A Hot day out at The RHS Hampton Court Palace Flower Show 2018
After a longer than it should have been car journey we were finally at RHS Hampton Court, my first time driving all that way did nothing to dampen mine and my co-pilots enthusiasm for the day ahead.
I found that this years show was a mixed bag, some stunning plants, bazaar installations, thought-provoking displays and pointless attempts.
As soon as we were though the gate we were met with this sight, These two horrors were part of the Schools Scarecrow competition were by local school children were challenged to create a scarecrow with the theme ‘You are what you eat’. It ponders the question what on earth the children eat to come up with these ideas.
We decided to conquer the Floral Marquee first amid concerns it would be too hot later in the day. It struck me just how many Hosta nurseries there were in attendance, I counted at least five and many were displaying mini Hostas which I think are becoming more popular.
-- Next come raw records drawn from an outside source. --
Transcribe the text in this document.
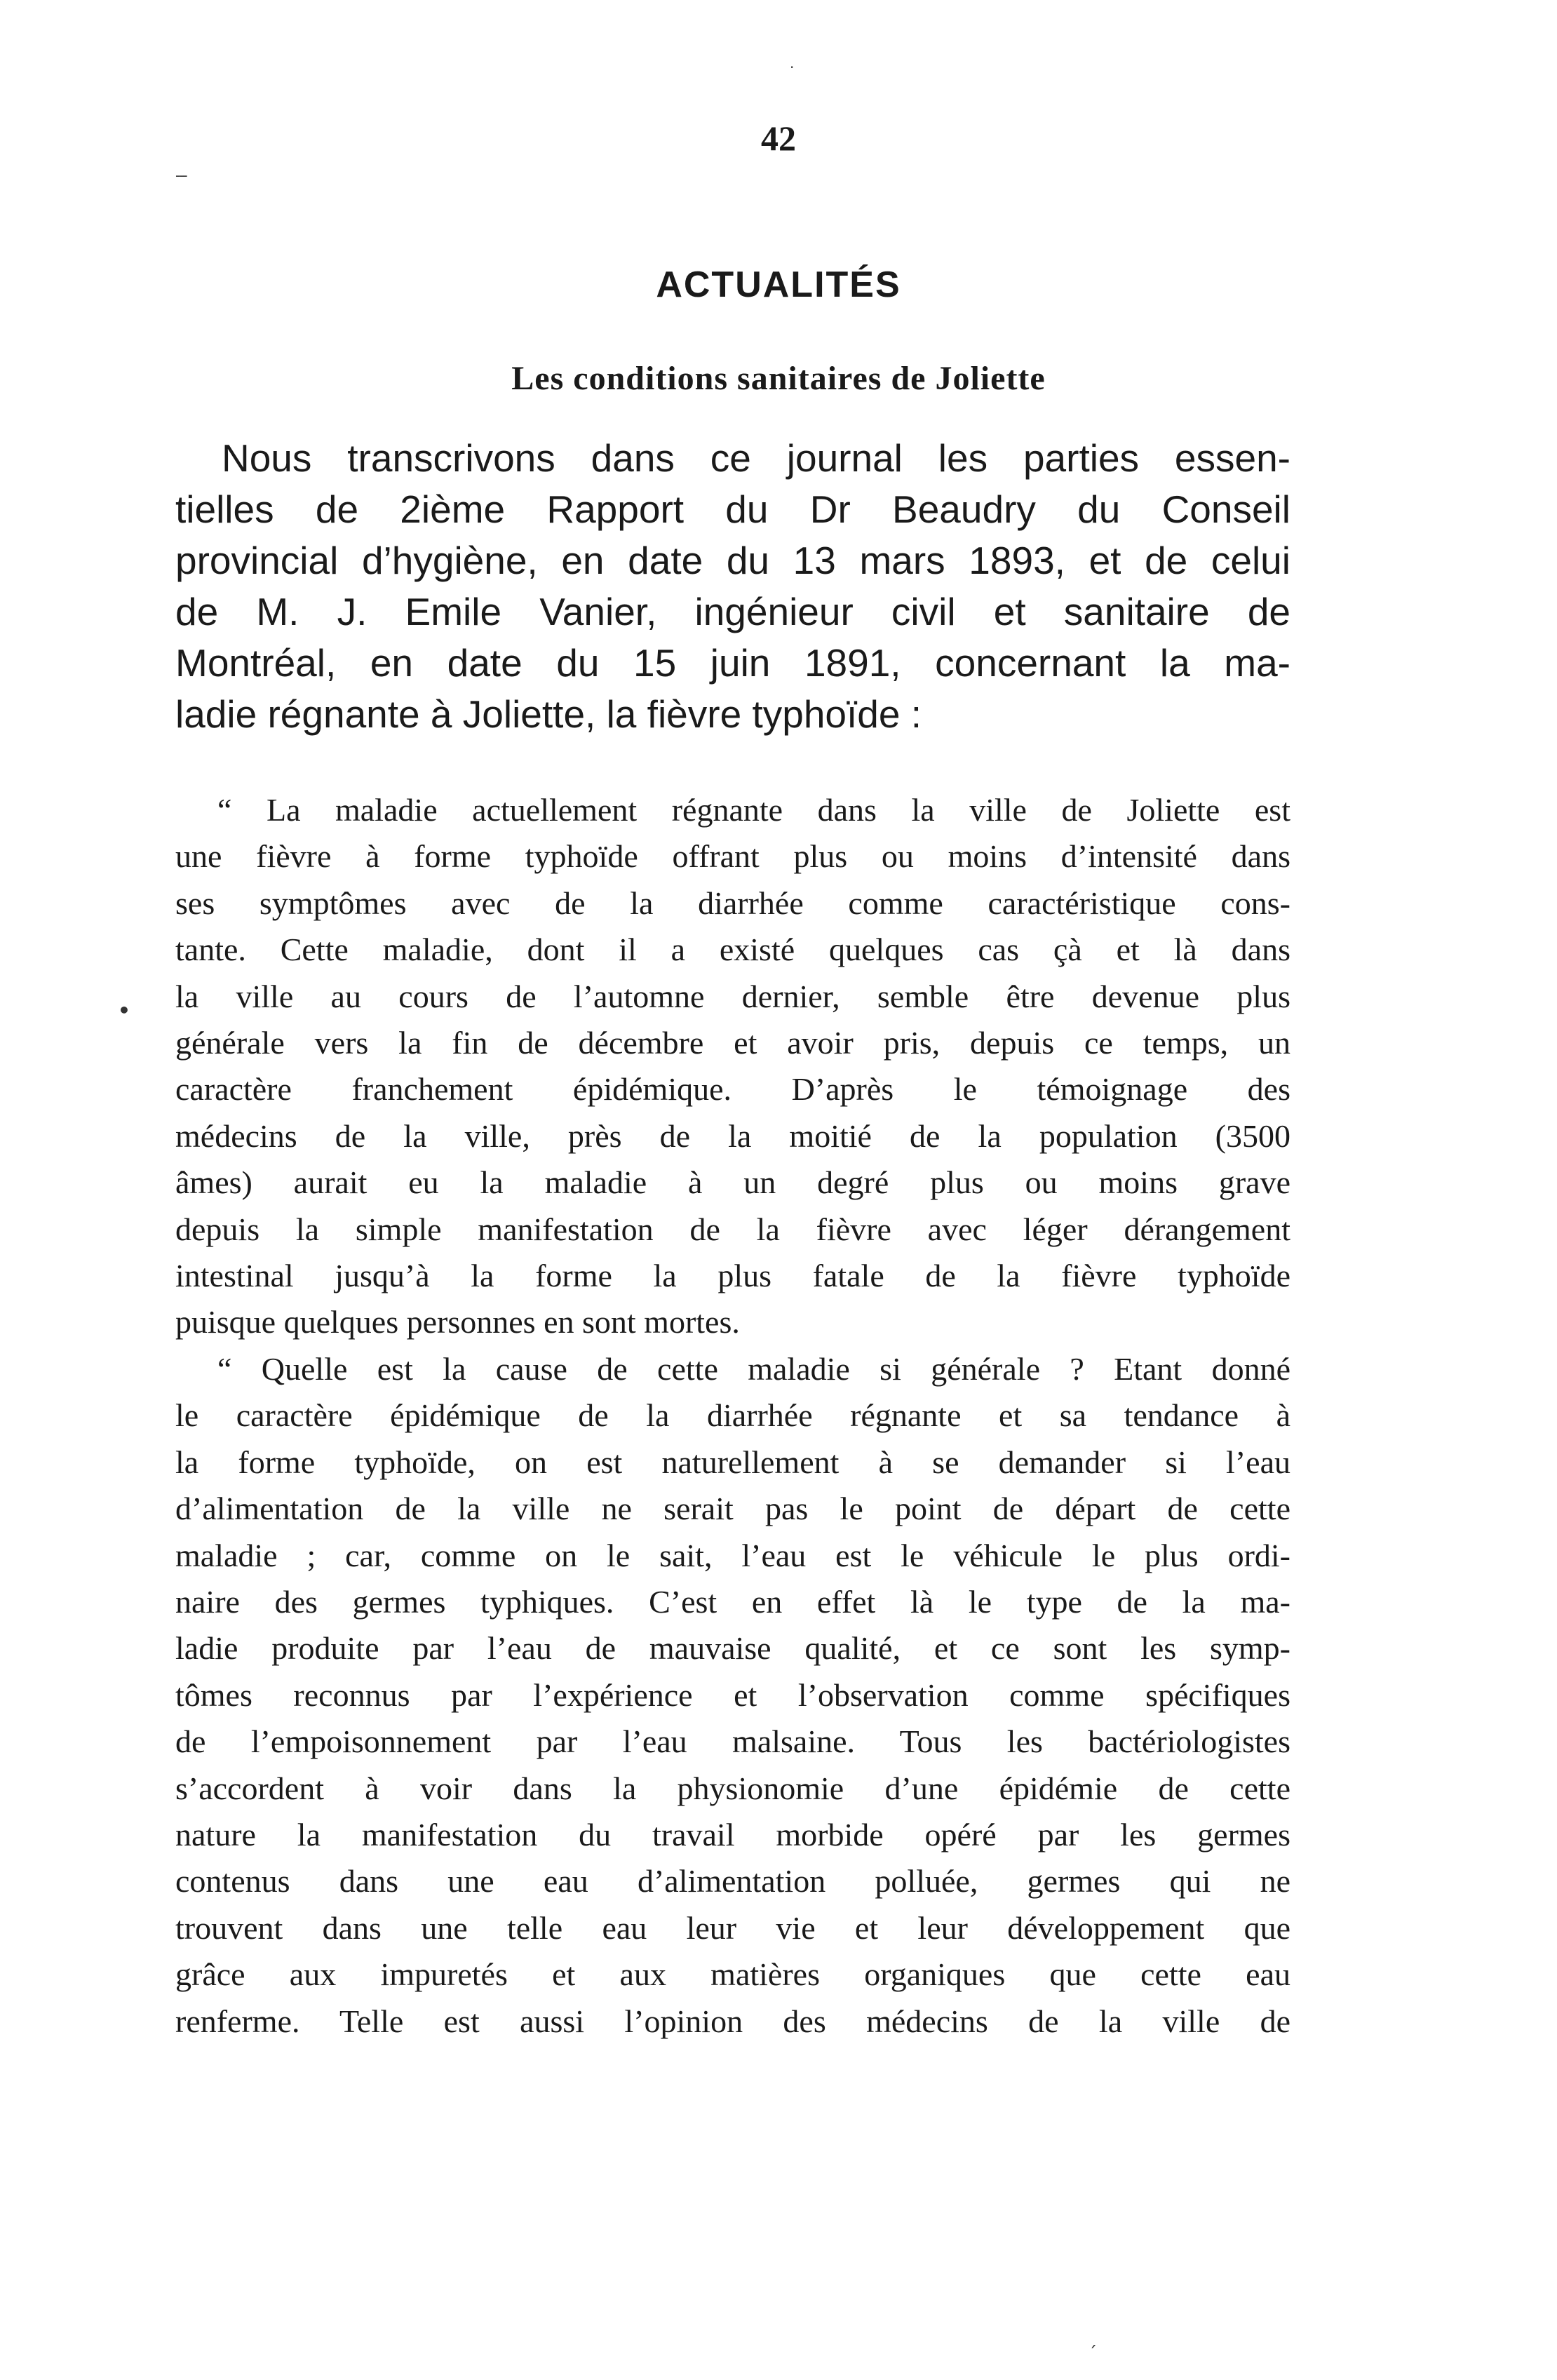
·
-‑-
•
ˏ
42
ACTUALITÉS
Les conditions sanitaires de Joliette
Nous transcrivons dans ce journal les parties essen-
tielles de 2ième Rapport du Dr Beaudry du Conseil
provincial d’hygiène, en date du 13 mars 1893, et de celui
de M. J. Emile Vanier, ingénieur civil et sanitaire de
Montréal, en date du 15 juin 1891, concernant la ma-
ladie régnante à Joliette, la fièvre typhoïde :
“ La maladie actuellement régnante dans la ville de Joliette est
une fièvre à forme typhoïde offrant plus ou moins d’intensité dans
ses symptômes avec de la diarrhée comme caractéristique cons-
tante. Cette maladie, dont il a existé quelques cas çà et là dans
la ville au cours de l’automne dernier, semble être devenue plus
générale vers la fin de décembre et avoir pris, depuis ce temps, un
caractère franchement épidémique. D’après le témoignage des
médecins de la ville, près de la moitié de la population (3500
âmes) aurait eu la maladie à un degré plus ou moins grave
depuis la simple manifestation de la fièvre avec léger dérangement
intestinal jusqu’à la forme la plus fatale de la fièvre typhoïde
puisque quelques personnes en sont mortes.
“ Quelle est la cause de cette maladie si générale ? Etant donné
le caractère épidémique de la diarrhée régnante et sa tendance à
la forme typhoïde, on est naturellement à se demander si l’eau
d’alimentation de la ville ne serait pas le point de départ de cette
maladie ; car, comme on le sait, l’eau est le véhicule le plus ordi-
naire des germes typhiques. C’est en effet là le type de la ma-
ladie produite par l’eau de mauvaise qualité, et ce sont les symp-
tômes reconnus par l’expérience et l’observation comme spécifiques
de l’empoisonnement par l’eau malsaine. Tous les bactériologistes
s’accordent à voir dans la physionomie d’une épidémie de cette
nature la manifestation du travail morbide opéré par les germes
contenus dans une eau d’alimentation polluée, germes qui ne
trouvent dans une telle eau leur vie et leur développement que
grâce aux impuretés et aux matières organiques que cette eau
renferme. Telle est aussi l’opinion des médecins de la ville de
There was a lovely display of Pelargoniums by Fibrex, which won a well deserved Gold Medal, I really liked the Glass Lolly Pops on the Meadowgate Grass Nursery stand, and I spent ages ogling the various Sarracenias on display.
I really liked the Dicentra wire sculptures on the Daisy Roots stand, and I also saw many Senecio Angel Wings plant dotted about the show, either used on show gardens, or used in the floral marquee. I think it needs to grow on me a bit more before I am tempted to buy one.
We paid a visit to the Festival of Roses marquee in-order to have a good sniff. A stripey flowered rose really caught my eye, a bit of a marmite flower, but very striking all the same. Rosa Brush Strokes from Eastcroft Roses.
I really liked the paint job on the RHS Grow Your Own Garden with Raymond Blanc Gardening School, sun-loving herbs were grown at easy picking height.
Of the many show gardens spread throughout the site I particularly liked the Brilliance in Bloom garden designed by Charlie Bloom.
The garden is an example of a design on a tight budget, there was a colourful mosaic set into the floor, a nice water feature and impressive swirly sculptures set in the front corners like goalposts. Although only awarded a silver medal, I liked this garden as it was simple in concept, colourful and not over fancy.
I also really liked with the Iconic Horticulture heroes Feature Garden designed by Piet Ouldof.
Designed in his usual style of wafts of plants, a mixture of Achillea, mauve Lythrum, and tall pink Echinacea under planted with blue sea holly. Grasses soften the planting and add movement as they sway in the breeze. The plants used in this garden will be recycled and relocated to RHS Garden Wisley after the show.
Whilst looking at this garden a large group of school children wandered over to look and started squealing with excitement after spotting quite a large fat bumblebee bouncing from flower to flower. It was almost as if they had spotted a Unicorn.
A quite striking garden was the Children with Cancer UK Garden Mr designed by Emma Reed.
The theme is a split hill and house featuring Mr Men illustrations, with one side representing happy and the other worry. There are feelings of happiness with shades of yellow and orange and shades of blue and purple symbolise feelings of worry. This garden looked a lot of fun, if rather unpractical.
There were several feature gardens within the show, and one is wanted to see in particular was the River of Flowers, thousands of Verbena bonariensis ‘Buenos Aires’ creating a river effect that can be walked though.
I think upon reflection it looked more impressive from afar than up close.
But in all I think my star find of the show, the one thing that really impressed me, out of everything was a stunning new plant introduction from Hardy’s Plants, a new Crocosmia called ‘Firestars Scorchio’.
A very aptly named plant for such a hot day. This new Crocosmia has been developed by Paul Lewis, an amateur plant breeder who is specialising in Crocosmia on the Isle of Wight.
I’m already looking forward to next year. Roll on 2019, but a little cooler please.